HBO’s Chernobyl is sure getting some hard-earned praise all over the world, becoming one of the top miniseries of all time in the eyes of both professional critics and lay viewers. It aired to overwhelming universal acclaim, boasts the highest fan score on IMDB, and single-handedly increased tourism in Ukraine by double digits. Its ratings are going through the roof as well, and now we get the news that it also broke an important record previously held by Game of Thrones in terms of digital viewership, as Deadline reported. There really seems to be no limit to the show’s success—which is awesome. Great series should be greatly rewarded, after all.
The miniseries soared through the viewership skies with a cumulative audience of 8 million, thus beating Sharp Objects’ (Amy Adams) 7.3 million and poised to overtake True Detective’s 8.1 million soon enough. Chernobyl still trails behind Big Little Lies, whose first season got a whooping 8.5 million cumulative viewership—but it’s not impossible that the disaster show will overtake that one as well.
Digital viewership record
There is one particular area, however, where Chernobyl stands above everyone else for HBO, conclusively beating even the network’s biggest star, Game of Thrones.
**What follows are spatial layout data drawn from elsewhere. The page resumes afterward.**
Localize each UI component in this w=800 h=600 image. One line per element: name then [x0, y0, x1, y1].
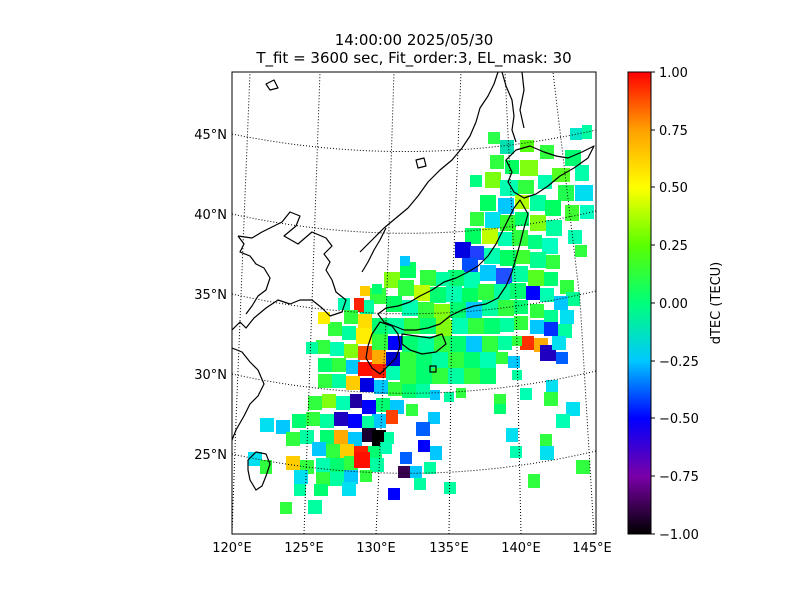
lon-label: 145°E	[572, 541, 612, 556]
colorbar-gradient	[627, 71, 652, 535]
map-frame	[231, 71, 597, 535]
lat-label: 25°N	[194, 448, 227, 463]
colorbar-tick: −0.75	[659, 470, 699, 485]
colorbar-tick: −0.50	[659, 412, 699, 427]
colorbar-tick: −1.00	[659, 528, 699, 543]
colorbar-tick: 0.25	[659, 239, 688, 254]
colorbar: 1.00 0.75 0.50 0.25 0.00 −0.25 −0.50 −0.…	[627, 66, 724, 543]
dtec-data-cells	[248, 125, 594, 514]
colorbar-label: dTEC (TECU)	[709, 262, 724, 345]
lon-label: 140°E	[501, 541, 541, 556]
lon-label: 120°E	[212, 541, 252, 556]
latitude-labels: 45°N 40°N 35°N 30°N 25°N	[194, 128, 227, 463]
colorbar-tick: 0.75	[659, 124, 688, 139]
lat-label: 45°N	[194, 128, 227, 143]
lat-label: 35°N	[194, 288, 227, 303]
lon-label: 130°E	[356, 541, 396, 556]
longitude-labels: 120°E 125°E 130°E 135°E 140°E 145°E	[212, 541, 612, 556]
lat-label: 30°N	[194, 368, 227, 383]
lon-label: 135°E	[429, 541, 469, 556]
colorbar-tick: −0.25	[659, 355, 699, 370]
lat-label: 40°N	[194, 208, 227, 223]
map-title-params: T_fit = 3600 sec, Fit_order:3, EL_mask: …	[256, 49, 572, 67]
graticule	[232, 72, 596, 534]
colorbar-tick: 0.00	[659, 297, 688, 312]
colorbar-tick: 1.00	[659, 66, 688, 81]
map-title-time: 14:00:00 2025/05/30	[334, 31, 494, 49]
lon-label: 125°E	[284, 541, 324, 556]
coastlines	[232, 72, 595, 491]
colorbar-tick: 0.50	[659, 181, 688, 196]
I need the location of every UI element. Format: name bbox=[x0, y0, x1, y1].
In a great win for HBO’s transition into a fully digital service, Chernobyl has managed to draw 52% of its audience from HBO Go, HBO Now, and other over-the-top media services, according to Deadline.
That’s huge news for HBO, and it makes Chernobyl its single most important miniseries at the moment. No other show had previously broken the 50% mark in this regard, making Chernobyl a veritable record-breaker. The previous record-holder, the TV adaptation of George R.R. Martin’s A Song of Ice and Fire, had a 46% digital viewership. After what many considered a disappointing conclusion for the Seven Kingdoms, Chernobyl has now taken the throne of an important territory in the digital world.
This announcement comes after reports of a general dislike in the Kremlin circles for the show. Unsurprisingly, the Russian government was not impressed with HBO’s depiction of their country and the events surrounding Chernobyl—despite widespread popular and professional acknowledgement that the miniseries is fairly accurate (though with some minor deviations from history). However, Russia is planning to produce their own Chernobyl series, and will reportedly feature a CIA agent sabotaging the nuclear plant and deliberately triggering the catastrophe.
The Russian government aside, everyone seems to love HBO’s miniseries, including many who lived in the Soviet Union during that time. The show’s writer, Craig Mazin, has repeatedly said how committed he was to making Chernobyl as faithful to the facts as possible, and looked to true survivor accounts to carefully represent the tragic events of the worst nuclear accident in history.
Regardless of its accuracy, it’s hard to deny that Chernobyl features truly intelligent writing, amazing production, immersive photography, a perfectly fitting score, masterful direction, and stellar acting from the likes of Jared Harris, Stellan Skarsgård, and Emily Watson. With such a high level of quality, it’s great that Chernobyl is getting the praise it deserves.